Dagboeken

 
English | Nederlands

dagboekcahier 8

19/01/1922

donderdag 19 januari 1922

’k Ben weer niet lekker. Gisterenochtend stond ik op met wat keelpijn. Den geheelen dag moest ik veel praten. Onder anderen Bult en Steenhoff kwamen me opzoeken. Ik kwam doodmoe van ’t hoesten thuis. Mijn geheele borst en rug deden pijn. Vandaag ben ik er in gebleven. ’t Is al beter, maar ik heb nu  ook zoo goed als niet gepraat. Ik hoop dat ’t geen griep is. Ik ben vreeselijk bang voor longontsteking. Ik heb altijd ’t idee gehad dat dáár mijn eindje lag. Gelukkig heeft de heerschende griepepidemie nogal een goedaardig karakter. Maar ’t is wel zonderling dat zij weer over geheel Europa heerscht.

            Ik profiteer van mijn rust om mij op de verdediging van mijn begrooting voor te bereiden. Dat zal zwaar werk wezen. Er zitten verschillende vervelende questies in en de oppositie zal thans haar best willen doen. Eigenlijk ben ik verwend. Alles is nu drie jaar lang voor den wind gegaan. Thans komt eensklaps de tegenwind, die wel tot een orkaantje aangroeit. Ook in het eigen kamp. Zoo heeft De Maasbode een reeks artikelen ‘Hoor en wederhoor’, waarin allerlei ingezonden stukken verwerkt worden die alle fel tegen mij gericht zijn. Ze worden dan – maar heel slapjes! – bestreden. Alleen als ’t ook tegen Ruijs gaat, wordt de verdediging wat warmer. Ik kan me vergissen, maar ik voel in deze  artikelen ’n begin om me los te laten en zoo zachtjes aan te ondermijnen. ’t Is een ietwat domme taktiek, want de arbeiders worden des te feller vóór me!

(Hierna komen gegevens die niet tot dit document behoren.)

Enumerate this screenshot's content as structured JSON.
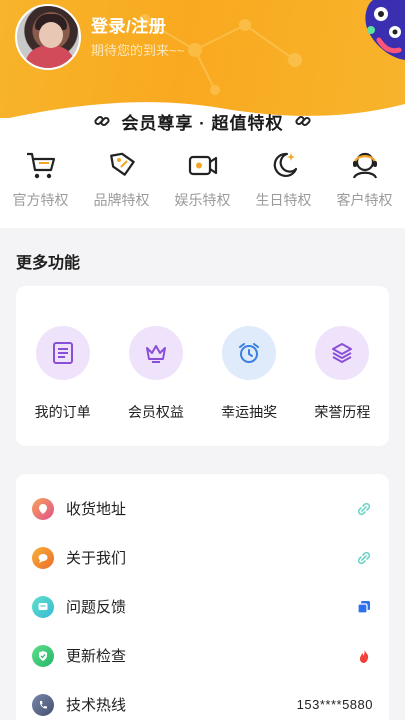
{
  "header": {
    "login_label": "登录/注册",
    "welcome_text": "期待您的到来~~"
  },
  "vip": {
    "title": "会员尊享 · 超值特权"
  },
  "privileges": [
    {
      "label": "官方特权",
      "icon": "cart-icon"
    },
    {
      "label": "品牌特权",
      "icon": "tag-icon"
    },
    {
      "label": "娱乐特权",
      "icon": "video-icon"
    },
    {
      "label": "生日特权",
      "icon": "moon-icon"
    },
    {
      "label": "客户特权",
      "icon": "headset-icon"
    }
  ],
  "more_functions": {
    "title": "更多功能",
    "items": [
      {
        "label": "我的订单",
        "icon": "order-list-icon"
      },
      {
        "label": "会员权益",
        "icon": "crown-icon"
      },
      {
        "label": "幸运抽奖",
        "icon": "alarm-clock-icon"
      },
      {
        "label": "荣誉历程",
        "icon": "layers-icon"
      }
    ]
  },
  "menu": [
    {
      "label": "收货地址",
      "icon": "address-icon",
      "trail_icon": "link-icon"
    },
    {
      "label": "关于我们",
      "icon": "chat-icon",
      "trail_icon": "link-icon"
    },
    {
      "label": "问题反馈",
      "icon": "feedback-icon",
      "trail_icon": "copy-icon"
    },
    {
      "label": "更新检查",
      "icon": "shield-check-icon",
      "trail_icon": "flame-icon"
    },
    {
      "label": "技术热线",
      "icon": "phone-icon",
      "value": "153****5880"
    }
  ],
  "colors": {
    "header": "#f9a91f",
    "accent_purple": "#8a4fd8",
    "teal": "#6fd3c6"
  }
}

            Broeit er wat? Bult vertelde me gisteren dat ’n katholieke fabrikant hem de vorige week gezegd had: ‘De volgende maand valt Aalberse.’ Als ’t dan maar met eere is, zal ik blij zijn dat ik er af ben! Ik kan feitelijk niets meer doen en heb alleen te vechten om te behouden, wat ik tot stand bracht! Als ook dat afgebroken moet worden, laat ik dat aan een ander over.

            Maandag heb ik Ruijs gesproken. Hij was ontdaan over mijn brief en schoof – natuurlijk – alle schuld op Van IJsselstein en zijn departement! Hij vond ’t onbehoorlijk dat ze mij ’t gewijzigd concept niet eerst hadden laten zien, enz. Jawel. Onderwijl is de brief uit! Er steekt een storm tegen op. Ruijs krijgt er zeker harde noten over te kraken bij zijn begrooting. Hij zal zich dan – te laat – mijn tijdige  waarschuwing herinneren om dezen gevaarlijken kant niet uit te gaan.